Mayor Zohran Mamdani on Tuesday proposed to raise property tax rates in New York City by nearly 10 per cent, a measure he is preparing as a “last resort” to be deployed if he cannot persuade governor Kathy Hochul to raise income taxes on the wealthy.
The suggested 9.5 per cent increase would affect more than 3 million single-family homes, co-ops and condos and over 100,000 commercial buildings, Mamdani said as he delivered his preliminary spending plan.
The mayor acknowledged that his proposal would not merely force the wealthy to pay more taxes, but would also be a “tax on working- and middle-class New Yorkers”, and stressed that this was not his first choice.
But he noted that New York City mayors had little authority to raise taxes without the governor’s and Legislature’s acquiescence, and said that a city property tax increase — combined with raiding the city’s reserve funds — was the only way to address a looming budget deficit projected to reach $5.4 billion over two years.
“If we cannot follow this first path,” he said, referring to his proposed income tax hike on wealthier New Yorkers, “we will be forced onto a much more damaging path of last resort — one where we have to use the only tools at the city’s disposal: raising property taxes and raiding our reserves”.
“The second path is painful,” he added. “We will continue to work with Albany to avoid it.”
If other options surface, Mamdani may yet water down or abandon the proposed tax increase as the June 30 city budget deadline draws closer — a possibility that Hochul alluded to on Tuesday, as she played down the likelihood of city property taxes rising.

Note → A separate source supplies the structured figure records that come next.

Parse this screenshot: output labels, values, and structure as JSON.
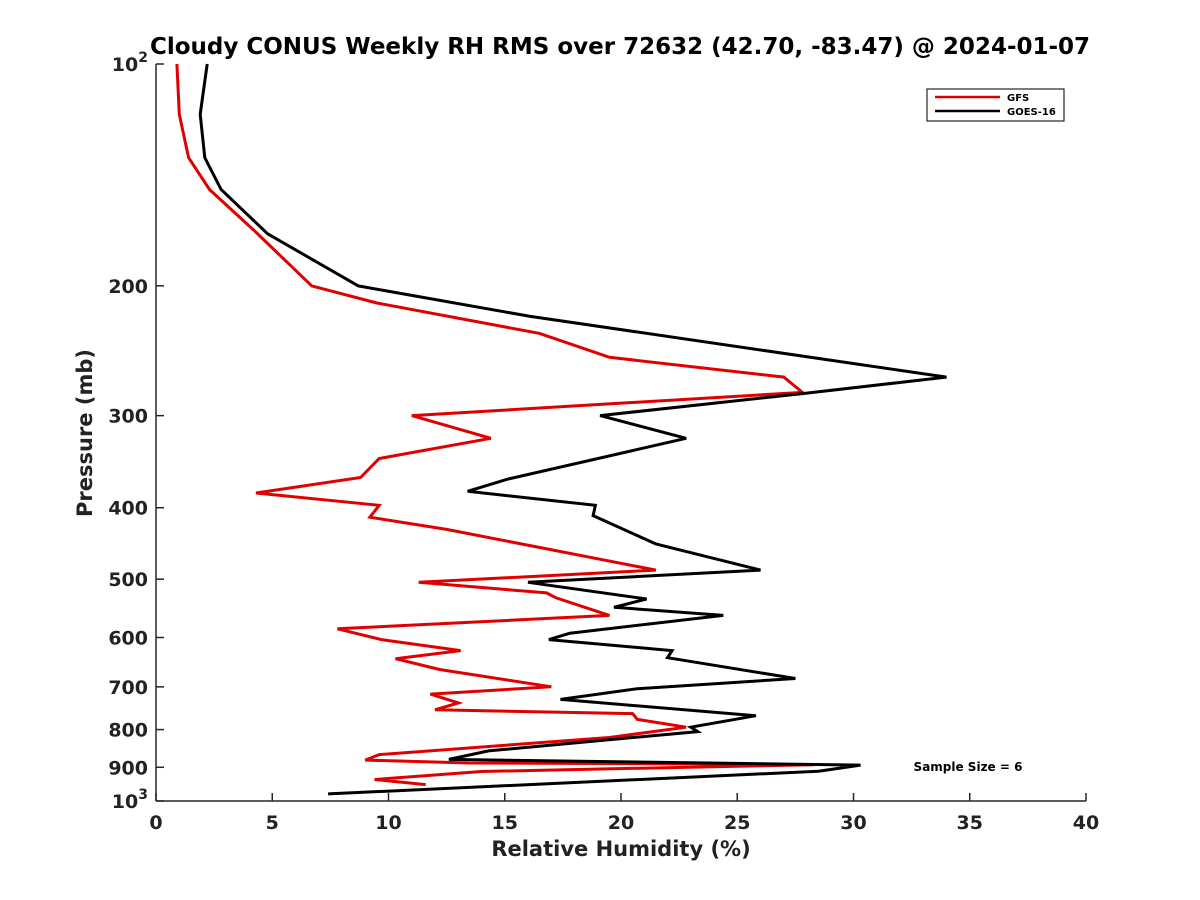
{
  "chart_data": {
    "type": "line",
    "title": "Cloudy CONUS Weekly RH RMS over 72632 (42.70, -83.47) @ 2024-01-07",
    "xlabel": "Relative Humidity (%)",
    "ylabel": "Pressure (mb)",
    "xlim": [
      0,
      40
    ],
    "ylim": [
      100,
      1000
    ],
    "y_scale": "log",
    "y_reversed": true,
    "grid": false,
    "legend_position": "top-right",
    "x_ticks": [
      "0",
      "5",
      "10",
      "15",
      "20",
      "25",
      "30",
      "35",
      "40"
    ],
    "y_ticks": [
      {
        "value": 100,
        "base": "10",
        "exp": "2"
      },
      {
        "value": 200,
        "label": "200"
      },
      {
        "value": 300,
        "label": "300"
      },
      {
        "value": 400,
        "label": "400"
      },
      {
        "value": 500,
        "label": "500"
      },
      {
        "value": 600,
        "label": "600"
      },
      {
        "value": 700,
        "label": "700"
      },
      {
        "value": 800,
        "label": "800"
      },
      {
        "value": 900,
        "label": "900"
      },
      {
        "value": 1000,
        "base": "10",
        "exp": "3"
      }
    ],
    "series": [
      {
        "name": "GFS",
        "color": "#e00000",
        "points": [
          [
            0.9,
            100
          ],
          [
            1.0,
            117
          ],
          [
            1.4,
            134
          ],
          [
            2.3,
            148
          ],
          [
            4.2,
            168
          ],
          [
            6.7,
            200
          ],
          [
            9.5,
            211
          ],
          [
            16.5,
            232
          ],
          [
            19.5,
            250
          ],
          [
            27.0,
            266
          ],
          [
            27.8,
            279
          ],
          [
            11.0,
            300
          ],
          [
            14.4,
            322
          ],
          [
            9.6,
            343
          ],
          [
            8.8,
            364
          ],
          [
            4.3,
            382
          ],
          [
            9.6,
            397
          ],
          [
            9.2,
            412
          ],
          [
            12.5,
            428
          ],
          [
            21.5,
            486
          ],
          [
            11.3,
            505
          ],
          [
            16.8,
            522
          ],
          [
            17.2,
            530
          ],
          [
            19.5,
            560
          ],
          [
            7.8,
            584
          ],
          [
            9.7,
            604
          ],
          [
            13.1,
            625
          ],
          [
            10.3,
            641
          ],
          [
            12.2,
            663
          ],
          [
            17.0,
            700
          ],
          [
            11.8,
            716
          ],
          [
            13.0,
            736
          ],
          [
            12.0,
            752
          ],
          [
            20.5,
            761
          ],
          [
            20.7,
            775
          ],
          [
            22.8,
            794
          ],
          [
            19.5,
            820
          ],
          [
            9.6,
            865
          ],
          [
            9.0,
            880
          ],
          [
            13.5,
            888
          ],
          [
            25.0,
            891
          ],
          [
            28.3,
            893
          ],
          [
            25.0,
            897
          ],
          [
            14.0,
            912
          ],
          [
            9.4,
            935
          ],
          [
            11.6,
            950
          ]
        ]
      },
      {
        "name": "GOES-16",
        "color": "#000000",
        "points": [
          [
            2.2,
            100
          ],
          [
            1.9,
            117
          ],
          [
            2.1,
            134
          ],
          [
            2.8,
            148
          ],
          [
            4.8,
            170
          ],
          [
            8.7,
            200
          ],
          [
            16.1,
            220
          ],
          [
            34.0,
            266
          ],
          [
            27.8,
            280
          ],
          [
            19.1,
            300
          ],
          [
            22.8,
            322
          ],
          [
            15.1,
            366
          ],
          [
            13.4,
            380
          ],
          [
            18.9,
            397
          ],
          [
            18.8,
            410
          ],
          [
            21.5,
            448
          ],
          [
            26.0,
            486
          ],
          [
            16.0,
            505
          ],
          [
            21.1,
            532
          ],
          [
            19.7,
            546
          ],
          [
            24.4,
            560
          ],
          [
            17.8,
            592
          ],
          [
            16.9,
            604
          ],
          [
            22.2,
            625
          ],
          [
            22.0,
            639
          ],
          [
            27.5,
            682
          ],
          [
            20.7,
            704
          ],
          [
            17.4,
            728
          ],
          [
            25.8,
            766
          ],
          [
            23.0,
            794
          ],
          [
            23.3,
            805
          ],
          [
            14.3,
            855
          ],
          [
            12.6,
            878
          ],
          [
            30.3,
            894
          ],
          [
            28.5,
            911
          ],
          [
            7.4,
            978
          ]
        ]
      }
    ],
    "annotations": [
      "Sample Size = 6"
    ]
  }
}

“That’s their prerogative to look at that as an option,” she said, suggesting that cost-cutting measures and updated accounting might make such an increase unnecessary. “He’s required to put options on the table; that does not mean that’s the final resolution.”
The budget plan, Mamdani’s first since becoming mayor, totals $127 billion — a $5 billion increase from the current budget — and would take effect July 1, following revisions and negotiations with the City Council.
By law, city budgets must be balanced. But the mayor’s initial proposal for how to do so seemed less like a last resort and more like an opening foray in a pressure campaign to get Hochul to back his call to raise taxes on those making $1 million or more a year.
In recent weeks, Mamdani has seemed to go out of his way not to antagonise the governor, a pro-business Democrat who is up for re-election this year and with whom the new democratic socialist mayor has forged a warm alliance despite their ideological differences.